I will be grateful to you always and for being able to see you and hold your hand as I said goodbye.

Dearest DQ,

I want to tell you, thank you! I hope you truly felt how much your friendship means to me. Thank you for the many laughs, unfaltering friendship, pop in notes, but more importantly your kindness and heart. Always full of life, joy, and the many adventures you shared with all of us. I am forever grateful that I had the chance to hear you once more. Your voice was soft and kind. You said it was ok. You were so brave until the very end. 

Praying all the amazing memories we all shared with you helps with the everyday knowing you are at peace. 24+ years was too little but ever so grand. 

You will forever remain in my heart.

Your Franklin

Turning 50 and Things

07.01.2024

What can I say for the month of June? Each day was passing and getting me closer to my birthday. I had anxiety and waves of panic about turning 50. 

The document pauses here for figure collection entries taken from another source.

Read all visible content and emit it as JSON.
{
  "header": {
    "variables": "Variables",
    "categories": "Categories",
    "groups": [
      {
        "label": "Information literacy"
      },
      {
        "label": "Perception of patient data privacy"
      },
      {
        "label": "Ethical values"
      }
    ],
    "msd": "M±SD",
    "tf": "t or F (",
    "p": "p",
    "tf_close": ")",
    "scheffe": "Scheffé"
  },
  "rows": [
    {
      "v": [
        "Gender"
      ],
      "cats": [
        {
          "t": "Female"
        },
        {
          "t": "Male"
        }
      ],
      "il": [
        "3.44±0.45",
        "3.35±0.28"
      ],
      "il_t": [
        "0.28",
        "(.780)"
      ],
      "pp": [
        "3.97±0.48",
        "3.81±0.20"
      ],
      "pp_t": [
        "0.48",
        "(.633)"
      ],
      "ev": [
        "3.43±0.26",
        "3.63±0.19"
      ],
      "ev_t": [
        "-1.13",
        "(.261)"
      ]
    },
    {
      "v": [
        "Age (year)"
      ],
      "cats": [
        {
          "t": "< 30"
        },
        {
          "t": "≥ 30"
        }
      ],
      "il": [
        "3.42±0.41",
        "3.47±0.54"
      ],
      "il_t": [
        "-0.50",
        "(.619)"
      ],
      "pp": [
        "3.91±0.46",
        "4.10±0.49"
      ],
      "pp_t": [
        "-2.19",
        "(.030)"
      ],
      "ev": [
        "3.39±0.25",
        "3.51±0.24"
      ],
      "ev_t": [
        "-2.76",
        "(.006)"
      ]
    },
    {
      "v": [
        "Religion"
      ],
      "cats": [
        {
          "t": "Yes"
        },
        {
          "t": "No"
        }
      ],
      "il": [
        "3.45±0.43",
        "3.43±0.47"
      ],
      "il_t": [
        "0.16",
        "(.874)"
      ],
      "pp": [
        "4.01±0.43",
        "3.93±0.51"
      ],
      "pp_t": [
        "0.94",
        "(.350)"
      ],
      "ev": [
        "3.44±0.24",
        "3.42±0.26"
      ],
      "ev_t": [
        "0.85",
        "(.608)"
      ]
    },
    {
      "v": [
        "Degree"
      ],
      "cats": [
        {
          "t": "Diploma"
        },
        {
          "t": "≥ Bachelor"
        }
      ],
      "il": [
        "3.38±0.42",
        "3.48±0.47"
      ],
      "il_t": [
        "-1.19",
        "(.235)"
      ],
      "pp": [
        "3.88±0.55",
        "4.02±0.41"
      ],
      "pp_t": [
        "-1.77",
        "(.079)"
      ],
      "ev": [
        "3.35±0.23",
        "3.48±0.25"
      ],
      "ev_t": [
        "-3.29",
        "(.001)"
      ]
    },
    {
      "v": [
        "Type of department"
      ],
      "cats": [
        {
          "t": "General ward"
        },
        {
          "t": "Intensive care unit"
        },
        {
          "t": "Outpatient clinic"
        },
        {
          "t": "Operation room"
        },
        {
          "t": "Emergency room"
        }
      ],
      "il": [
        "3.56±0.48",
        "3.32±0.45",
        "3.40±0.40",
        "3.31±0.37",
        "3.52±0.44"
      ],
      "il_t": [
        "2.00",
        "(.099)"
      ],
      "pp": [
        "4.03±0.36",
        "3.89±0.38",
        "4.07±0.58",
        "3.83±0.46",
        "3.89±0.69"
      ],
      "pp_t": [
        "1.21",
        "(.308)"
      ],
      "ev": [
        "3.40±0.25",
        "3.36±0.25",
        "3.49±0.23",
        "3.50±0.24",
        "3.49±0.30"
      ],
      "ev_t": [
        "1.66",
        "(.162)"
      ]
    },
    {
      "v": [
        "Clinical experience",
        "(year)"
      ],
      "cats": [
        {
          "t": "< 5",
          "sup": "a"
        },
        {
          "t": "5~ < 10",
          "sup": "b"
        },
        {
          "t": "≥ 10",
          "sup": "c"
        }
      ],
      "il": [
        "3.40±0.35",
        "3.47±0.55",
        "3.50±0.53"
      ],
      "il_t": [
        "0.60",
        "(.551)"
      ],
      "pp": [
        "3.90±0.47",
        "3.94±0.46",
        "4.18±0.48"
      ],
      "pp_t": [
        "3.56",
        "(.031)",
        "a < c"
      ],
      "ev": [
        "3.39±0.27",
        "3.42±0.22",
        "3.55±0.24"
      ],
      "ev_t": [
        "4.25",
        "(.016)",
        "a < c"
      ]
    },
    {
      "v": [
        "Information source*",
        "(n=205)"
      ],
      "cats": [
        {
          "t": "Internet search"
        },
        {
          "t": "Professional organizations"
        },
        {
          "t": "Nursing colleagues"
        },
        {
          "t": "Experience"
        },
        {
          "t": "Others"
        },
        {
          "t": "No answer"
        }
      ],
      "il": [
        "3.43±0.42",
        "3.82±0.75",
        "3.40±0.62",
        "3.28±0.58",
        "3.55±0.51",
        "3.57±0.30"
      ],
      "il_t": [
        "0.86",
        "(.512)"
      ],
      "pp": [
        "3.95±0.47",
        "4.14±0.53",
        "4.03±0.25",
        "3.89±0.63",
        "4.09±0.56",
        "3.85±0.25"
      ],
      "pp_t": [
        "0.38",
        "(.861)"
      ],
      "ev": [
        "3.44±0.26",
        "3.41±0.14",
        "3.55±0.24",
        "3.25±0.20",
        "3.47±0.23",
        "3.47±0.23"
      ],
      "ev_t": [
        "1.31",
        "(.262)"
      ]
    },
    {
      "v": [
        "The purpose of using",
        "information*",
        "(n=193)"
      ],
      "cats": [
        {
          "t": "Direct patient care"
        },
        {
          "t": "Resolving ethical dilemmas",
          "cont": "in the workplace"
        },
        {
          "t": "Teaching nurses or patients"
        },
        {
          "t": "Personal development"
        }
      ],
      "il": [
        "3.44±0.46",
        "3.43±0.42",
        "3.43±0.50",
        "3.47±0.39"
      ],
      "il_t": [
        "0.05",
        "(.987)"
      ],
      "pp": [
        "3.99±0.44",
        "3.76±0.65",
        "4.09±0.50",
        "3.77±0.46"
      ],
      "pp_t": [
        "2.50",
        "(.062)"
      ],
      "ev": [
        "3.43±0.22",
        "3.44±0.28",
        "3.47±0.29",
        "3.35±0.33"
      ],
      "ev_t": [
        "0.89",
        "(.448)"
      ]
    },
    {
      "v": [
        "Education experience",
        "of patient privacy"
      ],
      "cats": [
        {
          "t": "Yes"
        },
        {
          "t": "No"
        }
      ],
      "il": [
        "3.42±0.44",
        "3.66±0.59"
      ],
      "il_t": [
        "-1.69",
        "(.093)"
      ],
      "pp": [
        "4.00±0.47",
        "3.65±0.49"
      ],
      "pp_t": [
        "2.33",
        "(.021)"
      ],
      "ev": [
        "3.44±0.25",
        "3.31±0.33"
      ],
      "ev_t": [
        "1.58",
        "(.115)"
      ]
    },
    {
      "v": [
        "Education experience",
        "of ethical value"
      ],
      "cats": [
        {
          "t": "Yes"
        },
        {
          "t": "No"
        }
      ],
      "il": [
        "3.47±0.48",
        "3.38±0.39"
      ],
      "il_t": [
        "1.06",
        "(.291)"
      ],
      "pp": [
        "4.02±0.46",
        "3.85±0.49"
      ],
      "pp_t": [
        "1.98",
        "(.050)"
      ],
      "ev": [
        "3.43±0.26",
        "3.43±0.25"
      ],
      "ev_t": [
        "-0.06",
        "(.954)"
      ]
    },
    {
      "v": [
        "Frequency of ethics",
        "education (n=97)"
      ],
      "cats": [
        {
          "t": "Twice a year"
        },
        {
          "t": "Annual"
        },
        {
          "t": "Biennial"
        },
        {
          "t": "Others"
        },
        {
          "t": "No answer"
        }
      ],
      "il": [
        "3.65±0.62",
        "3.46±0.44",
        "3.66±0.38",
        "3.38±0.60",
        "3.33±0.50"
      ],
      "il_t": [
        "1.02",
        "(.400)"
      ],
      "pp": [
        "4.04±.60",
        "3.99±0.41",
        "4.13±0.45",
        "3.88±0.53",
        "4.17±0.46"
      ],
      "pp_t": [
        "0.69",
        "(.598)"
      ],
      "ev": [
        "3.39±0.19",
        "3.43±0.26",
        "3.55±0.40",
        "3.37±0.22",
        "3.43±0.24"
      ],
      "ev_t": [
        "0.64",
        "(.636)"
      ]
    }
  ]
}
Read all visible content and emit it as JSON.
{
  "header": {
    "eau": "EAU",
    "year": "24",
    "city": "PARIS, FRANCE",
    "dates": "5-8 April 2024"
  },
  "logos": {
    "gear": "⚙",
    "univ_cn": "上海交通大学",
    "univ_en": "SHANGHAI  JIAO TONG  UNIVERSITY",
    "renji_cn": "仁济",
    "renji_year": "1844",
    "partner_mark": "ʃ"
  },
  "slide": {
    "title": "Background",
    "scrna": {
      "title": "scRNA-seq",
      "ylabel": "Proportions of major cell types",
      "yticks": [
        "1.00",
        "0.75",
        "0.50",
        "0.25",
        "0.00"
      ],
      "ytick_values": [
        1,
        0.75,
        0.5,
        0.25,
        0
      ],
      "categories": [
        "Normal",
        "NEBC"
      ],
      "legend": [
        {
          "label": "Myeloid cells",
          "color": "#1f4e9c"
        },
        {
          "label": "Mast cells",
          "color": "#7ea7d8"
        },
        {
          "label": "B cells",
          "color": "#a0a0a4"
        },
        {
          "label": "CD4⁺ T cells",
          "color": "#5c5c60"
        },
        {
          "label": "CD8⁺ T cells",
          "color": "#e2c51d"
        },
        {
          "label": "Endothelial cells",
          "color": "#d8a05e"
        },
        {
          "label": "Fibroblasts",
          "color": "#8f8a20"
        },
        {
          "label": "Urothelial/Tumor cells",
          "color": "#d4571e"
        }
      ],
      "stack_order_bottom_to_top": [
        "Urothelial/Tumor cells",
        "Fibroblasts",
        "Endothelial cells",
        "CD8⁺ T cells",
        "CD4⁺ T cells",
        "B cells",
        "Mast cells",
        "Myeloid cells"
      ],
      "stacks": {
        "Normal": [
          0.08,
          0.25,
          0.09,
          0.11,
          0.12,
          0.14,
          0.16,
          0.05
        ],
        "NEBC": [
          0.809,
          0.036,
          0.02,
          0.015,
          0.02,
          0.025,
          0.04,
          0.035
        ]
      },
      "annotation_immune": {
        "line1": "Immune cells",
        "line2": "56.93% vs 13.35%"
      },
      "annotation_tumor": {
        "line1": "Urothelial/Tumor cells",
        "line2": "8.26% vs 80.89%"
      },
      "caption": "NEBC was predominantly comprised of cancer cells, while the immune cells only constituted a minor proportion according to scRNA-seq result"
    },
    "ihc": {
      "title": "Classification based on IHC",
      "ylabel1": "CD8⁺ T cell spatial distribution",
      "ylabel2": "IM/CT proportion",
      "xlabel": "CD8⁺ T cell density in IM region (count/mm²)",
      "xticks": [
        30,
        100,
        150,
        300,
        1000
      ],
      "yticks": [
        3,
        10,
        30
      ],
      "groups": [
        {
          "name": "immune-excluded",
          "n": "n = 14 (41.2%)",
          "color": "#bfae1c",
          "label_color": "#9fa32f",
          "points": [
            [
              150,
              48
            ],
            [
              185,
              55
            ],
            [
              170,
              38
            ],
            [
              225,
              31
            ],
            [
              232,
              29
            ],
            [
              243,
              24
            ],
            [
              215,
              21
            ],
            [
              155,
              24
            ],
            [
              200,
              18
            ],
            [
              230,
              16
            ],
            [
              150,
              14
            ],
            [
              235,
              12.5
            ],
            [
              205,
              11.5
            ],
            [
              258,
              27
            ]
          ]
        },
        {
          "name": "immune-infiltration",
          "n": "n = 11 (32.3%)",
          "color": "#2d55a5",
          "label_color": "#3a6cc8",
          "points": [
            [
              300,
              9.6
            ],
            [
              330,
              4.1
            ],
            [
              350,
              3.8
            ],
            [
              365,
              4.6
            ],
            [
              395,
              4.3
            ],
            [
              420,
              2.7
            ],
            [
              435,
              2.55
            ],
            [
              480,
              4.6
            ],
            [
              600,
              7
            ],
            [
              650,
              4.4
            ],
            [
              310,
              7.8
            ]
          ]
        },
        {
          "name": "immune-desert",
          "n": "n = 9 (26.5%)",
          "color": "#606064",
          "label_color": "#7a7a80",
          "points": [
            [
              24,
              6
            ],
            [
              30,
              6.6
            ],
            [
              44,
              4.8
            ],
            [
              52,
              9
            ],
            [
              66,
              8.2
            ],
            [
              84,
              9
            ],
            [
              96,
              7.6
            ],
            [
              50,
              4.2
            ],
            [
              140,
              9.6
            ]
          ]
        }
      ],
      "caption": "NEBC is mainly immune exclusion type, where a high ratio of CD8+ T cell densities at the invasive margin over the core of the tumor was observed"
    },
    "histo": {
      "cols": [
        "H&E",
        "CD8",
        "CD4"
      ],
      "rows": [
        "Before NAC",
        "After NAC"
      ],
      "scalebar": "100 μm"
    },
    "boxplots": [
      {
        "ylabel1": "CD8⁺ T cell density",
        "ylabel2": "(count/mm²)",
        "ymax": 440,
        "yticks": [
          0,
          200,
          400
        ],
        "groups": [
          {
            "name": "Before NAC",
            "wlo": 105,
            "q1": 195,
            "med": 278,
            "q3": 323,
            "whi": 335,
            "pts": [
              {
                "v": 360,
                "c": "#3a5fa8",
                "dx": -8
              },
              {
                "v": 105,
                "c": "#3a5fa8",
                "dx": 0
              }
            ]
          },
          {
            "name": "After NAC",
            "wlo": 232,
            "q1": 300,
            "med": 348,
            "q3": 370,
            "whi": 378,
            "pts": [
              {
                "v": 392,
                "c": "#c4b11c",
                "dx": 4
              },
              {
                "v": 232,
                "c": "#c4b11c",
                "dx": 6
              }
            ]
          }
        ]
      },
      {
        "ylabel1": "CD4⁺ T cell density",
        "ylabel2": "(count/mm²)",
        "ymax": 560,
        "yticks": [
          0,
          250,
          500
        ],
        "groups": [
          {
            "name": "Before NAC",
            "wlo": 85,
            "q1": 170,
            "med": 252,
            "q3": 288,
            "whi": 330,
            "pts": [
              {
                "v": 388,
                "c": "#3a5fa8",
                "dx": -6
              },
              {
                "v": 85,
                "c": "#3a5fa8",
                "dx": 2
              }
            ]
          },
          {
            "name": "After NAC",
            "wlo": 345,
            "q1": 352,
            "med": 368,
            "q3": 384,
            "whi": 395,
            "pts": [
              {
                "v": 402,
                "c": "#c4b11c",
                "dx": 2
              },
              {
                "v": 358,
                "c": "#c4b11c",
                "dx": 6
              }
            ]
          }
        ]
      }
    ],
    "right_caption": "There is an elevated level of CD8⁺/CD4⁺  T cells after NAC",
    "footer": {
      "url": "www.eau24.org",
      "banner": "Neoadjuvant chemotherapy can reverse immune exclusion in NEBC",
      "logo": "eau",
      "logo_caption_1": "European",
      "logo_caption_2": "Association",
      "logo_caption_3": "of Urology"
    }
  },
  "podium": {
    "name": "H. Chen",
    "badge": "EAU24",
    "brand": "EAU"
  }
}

All the promises I made to myself for my 50th were falling apart and my promises were slowly crumbling. One was to lose the weight I gained quite easily during the peri days and with the lack of motivation nothing was falling into place. I felt like I let myself down and therefore let others down. 

I always put the most pressure on myself and that knocks me down even further. I never could shake that. It’s drilled into my thought process but I’m trying to get better. 

So let’s see, those who truly know me know that I don’t like surprise parties or having too much attention on me. I was the girl that never wanted to open gifts in front of anyone and didn’t like people singing happy birthday to me. I always felt bad about that because I know how much people want to sing and make you happy. In fact, I love doing that for others and hosting. It makes me feel good inside knowing I can bring joy and happiness to another person. I understand that joy so I feel horrible feeling the way I do about that. I haven’t changed even as I grow older each year that seems to stay the same. 

But I made a few dear friends this past school year and they treated me extra special leading up to my birthday. 

It all started with a PA appreciation dinner which was such a sweet gesture and treat. We got to have dinner out with the group that helped each other during the school year. It was a special thank you. We had many laughs and great conversations. Not to mention a creepy lady photographer making us pose in interesting ways all to sell us framed photos. Which of course was purchased as a memory of the 2023-2024 school year. 

During this wonderful dinner the lights would flash and loud birthday music would kick on. I was frantic and my cheeks felt warm until the staff walked to another table. I felt relieved but each time that happened I got a little nervous. The meal was almost over and all of the sudden the music kicked back on once more with the sounds of waiters singing coming in my direction. I couldn’t help but stare at the wall while turning beet red. They got me. This crew really got me. I know it was kind of them so I tried my best to go with it. They are a great group of women and I am lucky that I had them to share another year of middle school.

The emotions continued with the 7th grade BBQ celebration, followed by the last snack sale of the year, and saying good-bye to our 8th graders. I was humbled by the kind words I received by students with some asking permission to give me a hug. The words, “I will miss you” made me feel so appreciated. 

And just like that the last day of school was here. It was time to say good-bye to some amazing staff and 8th grade parents who will be moving on to a new school with their kids. 

At the same time realizing my 7th grade beautiful miracles will be entering 8th grade. It will be their final year at Twain all this happening on the day I turned 50. 

It’s been an emotional roller coaster. From highs to lows and everything in between. I feel as though we just started our tour for middle school and now we will be entering 8th. Very soon we will begin the high school process along with the stress that comes with it.   

I’m afraid to blink as so much will change when I reopen my eyes. 

And just like that, the school year ended and I turned 50. I guess it’s not as bad as I thought. As for the promises to myself, it can still happen.